By identifying whether investors are buying (accumulating) or selling (distribution) a specific stock, this indicator aims to determine supply and demand.
- The Average Directional Index (ADX)
A trend indicator called the Average Directional Index (ADX) is used to gauge a trend’s strength and momentum. Trading in the trend’s direction lowers risk and boosts potential earnings. When determining whether a price is strongly trending, analysts use the Average Directional Index (ADX). Based on a moving average of price range expansion over time, ADX calculations are made. 14 bars are the default setting.
A technical analysis indicator called the Aroon Indicator is used to determine whether a security is in a trend. It is employed to determine when trends are most likely to change course. This indicator counts the number of ticks that pass before the price reaches its highest or lowest points within a given timeframe. The “Aaroon up” line and “Aroon down” line make up the indicator. The “Aaron up” line gauges an uptrend’s strength, whereas the “Aaron down” line gauges a downtrend’s strength.
- Moving Average Convergence Divergence Indicator
The relationship between two moving averages of the price of a security is displayed by the momentum and trend following indicator known as Moving Average Convergence Divergence (MACD).
- The Relative Strength Index (RSI)
In order to determine whether the stock is overvalued or undervalued, this momentum indicator measures the size of recent price changes. J. Welles Wilder was the person who first created this indicator.
RSI can be broken into two basic components:
- RSI Average Gain
- RSI Average Loss
- First Average Gain = Sum of Gains over the past 14 periods / 14.
- First Average Loss = Sum of Losses over the past 14 periods / 14
- Average Gain = [(previous Average Gain) x 13 + current Gain] / 14.
- Average Loss = [(previous Average Loss) x 13 + current Loss] / 14.

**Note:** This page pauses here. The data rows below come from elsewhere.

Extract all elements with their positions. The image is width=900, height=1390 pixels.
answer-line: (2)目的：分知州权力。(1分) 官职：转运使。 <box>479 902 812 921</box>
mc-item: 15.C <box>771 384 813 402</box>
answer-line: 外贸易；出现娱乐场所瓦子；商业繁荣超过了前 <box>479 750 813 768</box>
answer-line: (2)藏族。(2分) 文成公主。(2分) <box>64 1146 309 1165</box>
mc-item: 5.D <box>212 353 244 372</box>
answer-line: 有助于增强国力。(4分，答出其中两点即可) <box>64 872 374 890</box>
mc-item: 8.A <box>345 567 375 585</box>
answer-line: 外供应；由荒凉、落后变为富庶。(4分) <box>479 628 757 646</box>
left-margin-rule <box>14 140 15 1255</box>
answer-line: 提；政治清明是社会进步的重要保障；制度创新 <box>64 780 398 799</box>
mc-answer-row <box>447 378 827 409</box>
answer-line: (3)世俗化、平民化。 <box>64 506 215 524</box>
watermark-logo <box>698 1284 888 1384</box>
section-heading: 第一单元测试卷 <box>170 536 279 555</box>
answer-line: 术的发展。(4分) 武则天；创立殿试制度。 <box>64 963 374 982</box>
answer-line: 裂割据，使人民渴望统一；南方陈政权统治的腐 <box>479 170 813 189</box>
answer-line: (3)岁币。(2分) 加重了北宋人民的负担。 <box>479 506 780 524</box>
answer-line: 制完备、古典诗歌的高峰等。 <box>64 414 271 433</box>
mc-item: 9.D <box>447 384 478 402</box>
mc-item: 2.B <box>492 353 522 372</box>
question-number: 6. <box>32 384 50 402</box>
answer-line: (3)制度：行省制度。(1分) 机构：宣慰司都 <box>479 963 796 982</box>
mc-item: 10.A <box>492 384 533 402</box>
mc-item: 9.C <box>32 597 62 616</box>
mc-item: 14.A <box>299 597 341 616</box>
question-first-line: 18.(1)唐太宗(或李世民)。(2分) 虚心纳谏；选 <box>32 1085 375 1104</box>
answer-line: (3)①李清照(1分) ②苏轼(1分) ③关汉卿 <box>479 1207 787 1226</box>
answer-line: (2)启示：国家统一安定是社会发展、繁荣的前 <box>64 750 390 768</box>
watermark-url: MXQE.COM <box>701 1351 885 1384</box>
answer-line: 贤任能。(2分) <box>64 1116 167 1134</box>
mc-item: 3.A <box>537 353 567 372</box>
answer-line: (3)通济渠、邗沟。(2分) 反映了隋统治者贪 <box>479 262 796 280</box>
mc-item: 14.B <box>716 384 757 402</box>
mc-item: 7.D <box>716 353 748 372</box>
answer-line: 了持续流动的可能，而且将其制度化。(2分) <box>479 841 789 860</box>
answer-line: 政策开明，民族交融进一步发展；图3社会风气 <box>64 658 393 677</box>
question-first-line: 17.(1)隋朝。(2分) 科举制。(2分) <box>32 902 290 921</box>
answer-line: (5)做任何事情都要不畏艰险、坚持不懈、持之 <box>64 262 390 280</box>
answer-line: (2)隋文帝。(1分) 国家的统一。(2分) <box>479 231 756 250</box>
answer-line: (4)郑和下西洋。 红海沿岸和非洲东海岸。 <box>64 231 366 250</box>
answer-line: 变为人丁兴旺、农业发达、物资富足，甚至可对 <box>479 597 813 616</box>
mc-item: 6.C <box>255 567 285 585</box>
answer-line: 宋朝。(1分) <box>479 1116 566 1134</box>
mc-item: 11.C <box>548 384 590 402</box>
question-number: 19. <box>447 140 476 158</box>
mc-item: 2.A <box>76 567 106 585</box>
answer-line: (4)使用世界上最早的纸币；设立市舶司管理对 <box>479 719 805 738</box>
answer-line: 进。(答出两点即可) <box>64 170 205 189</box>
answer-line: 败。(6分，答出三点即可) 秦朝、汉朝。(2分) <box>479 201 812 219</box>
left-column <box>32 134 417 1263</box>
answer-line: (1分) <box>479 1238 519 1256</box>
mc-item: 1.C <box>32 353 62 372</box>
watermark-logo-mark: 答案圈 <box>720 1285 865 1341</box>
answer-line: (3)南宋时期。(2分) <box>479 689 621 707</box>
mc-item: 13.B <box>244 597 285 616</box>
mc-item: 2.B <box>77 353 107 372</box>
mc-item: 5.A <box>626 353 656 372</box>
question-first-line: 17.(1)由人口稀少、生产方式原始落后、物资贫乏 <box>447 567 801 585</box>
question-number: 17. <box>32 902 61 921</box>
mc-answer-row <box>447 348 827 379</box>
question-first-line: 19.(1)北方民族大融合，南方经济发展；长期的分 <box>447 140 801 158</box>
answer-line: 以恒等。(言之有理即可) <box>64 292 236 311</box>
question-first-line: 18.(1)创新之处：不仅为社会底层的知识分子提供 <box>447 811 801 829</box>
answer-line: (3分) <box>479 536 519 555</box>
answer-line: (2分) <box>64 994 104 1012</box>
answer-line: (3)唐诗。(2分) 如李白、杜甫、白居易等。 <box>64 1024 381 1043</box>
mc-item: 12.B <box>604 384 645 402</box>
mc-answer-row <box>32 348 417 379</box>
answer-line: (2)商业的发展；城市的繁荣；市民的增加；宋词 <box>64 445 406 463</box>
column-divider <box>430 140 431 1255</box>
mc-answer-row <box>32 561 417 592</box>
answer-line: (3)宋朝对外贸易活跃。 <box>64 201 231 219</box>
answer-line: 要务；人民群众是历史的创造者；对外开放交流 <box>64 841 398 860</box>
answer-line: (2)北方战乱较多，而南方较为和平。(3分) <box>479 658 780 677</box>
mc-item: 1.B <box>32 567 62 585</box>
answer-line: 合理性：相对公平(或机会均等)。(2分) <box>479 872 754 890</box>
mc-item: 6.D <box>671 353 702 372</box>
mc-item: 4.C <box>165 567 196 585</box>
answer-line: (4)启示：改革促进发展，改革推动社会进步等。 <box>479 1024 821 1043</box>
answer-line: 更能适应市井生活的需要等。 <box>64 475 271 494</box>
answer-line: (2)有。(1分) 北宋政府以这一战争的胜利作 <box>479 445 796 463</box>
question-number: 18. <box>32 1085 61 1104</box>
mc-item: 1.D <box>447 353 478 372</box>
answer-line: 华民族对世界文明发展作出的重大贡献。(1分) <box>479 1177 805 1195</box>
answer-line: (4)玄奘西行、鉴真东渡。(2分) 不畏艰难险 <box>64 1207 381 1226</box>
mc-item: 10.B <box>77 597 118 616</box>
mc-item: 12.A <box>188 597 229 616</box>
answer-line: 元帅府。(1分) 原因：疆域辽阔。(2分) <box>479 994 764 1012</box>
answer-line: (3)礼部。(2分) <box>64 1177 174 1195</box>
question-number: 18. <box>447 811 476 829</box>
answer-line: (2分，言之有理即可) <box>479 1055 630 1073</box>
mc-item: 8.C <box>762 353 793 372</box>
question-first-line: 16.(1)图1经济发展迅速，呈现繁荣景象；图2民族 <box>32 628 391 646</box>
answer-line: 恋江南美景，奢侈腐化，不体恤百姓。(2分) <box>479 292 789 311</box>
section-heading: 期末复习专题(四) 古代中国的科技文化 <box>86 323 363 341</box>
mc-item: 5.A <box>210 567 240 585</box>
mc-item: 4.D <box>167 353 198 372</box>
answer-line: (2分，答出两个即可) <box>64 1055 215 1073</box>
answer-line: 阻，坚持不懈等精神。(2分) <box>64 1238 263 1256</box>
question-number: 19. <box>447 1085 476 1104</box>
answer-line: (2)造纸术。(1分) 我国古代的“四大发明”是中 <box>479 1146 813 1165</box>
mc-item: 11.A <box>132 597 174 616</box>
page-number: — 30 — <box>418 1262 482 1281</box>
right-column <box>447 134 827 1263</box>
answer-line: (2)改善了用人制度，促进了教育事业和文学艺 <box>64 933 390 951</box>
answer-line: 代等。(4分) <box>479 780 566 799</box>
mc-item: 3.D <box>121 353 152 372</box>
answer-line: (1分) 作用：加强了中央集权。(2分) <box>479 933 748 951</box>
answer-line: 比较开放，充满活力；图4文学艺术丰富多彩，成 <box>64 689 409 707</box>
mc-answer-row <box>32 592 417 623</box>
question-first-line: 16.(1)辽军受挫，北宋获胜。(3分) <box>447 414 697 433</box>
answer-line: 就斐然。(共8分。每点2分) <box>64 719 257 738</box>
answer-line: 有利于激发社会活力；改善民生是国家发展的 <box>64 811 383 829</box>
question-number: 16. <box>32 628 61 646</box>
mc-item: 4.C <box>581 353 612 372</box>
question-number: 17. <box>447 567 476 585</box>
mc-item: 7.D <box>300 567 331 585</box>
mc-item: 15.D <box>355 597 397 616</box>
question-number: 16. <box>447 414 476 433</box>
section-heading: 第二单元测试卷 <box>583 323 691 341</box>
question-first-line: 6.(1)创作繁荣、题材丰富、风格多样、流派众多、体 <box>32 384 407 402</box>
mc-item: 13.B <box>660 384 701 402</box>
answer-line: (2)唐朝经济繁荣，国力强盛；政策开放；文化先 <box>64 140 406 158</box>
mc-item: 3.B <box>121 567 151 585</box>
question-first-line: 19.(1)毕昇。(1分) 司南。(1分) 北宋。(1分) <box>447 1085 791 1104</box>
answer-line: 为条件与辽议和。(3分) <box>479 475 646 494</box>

7. The Stochastic Oscillator
An indicator that gauges the current price in relation to the price range over a number of periods is the stochastic oscillator. George Lane created this indicator. It is used to contrast the closing prices of securities over a chosen time period. 14 periods are most frequently used in stochastic.
As discussed above these technical analysis indicators help us in earning profits. It will be much better if we use the combination of 2-3 technical indicators while selecting stocks.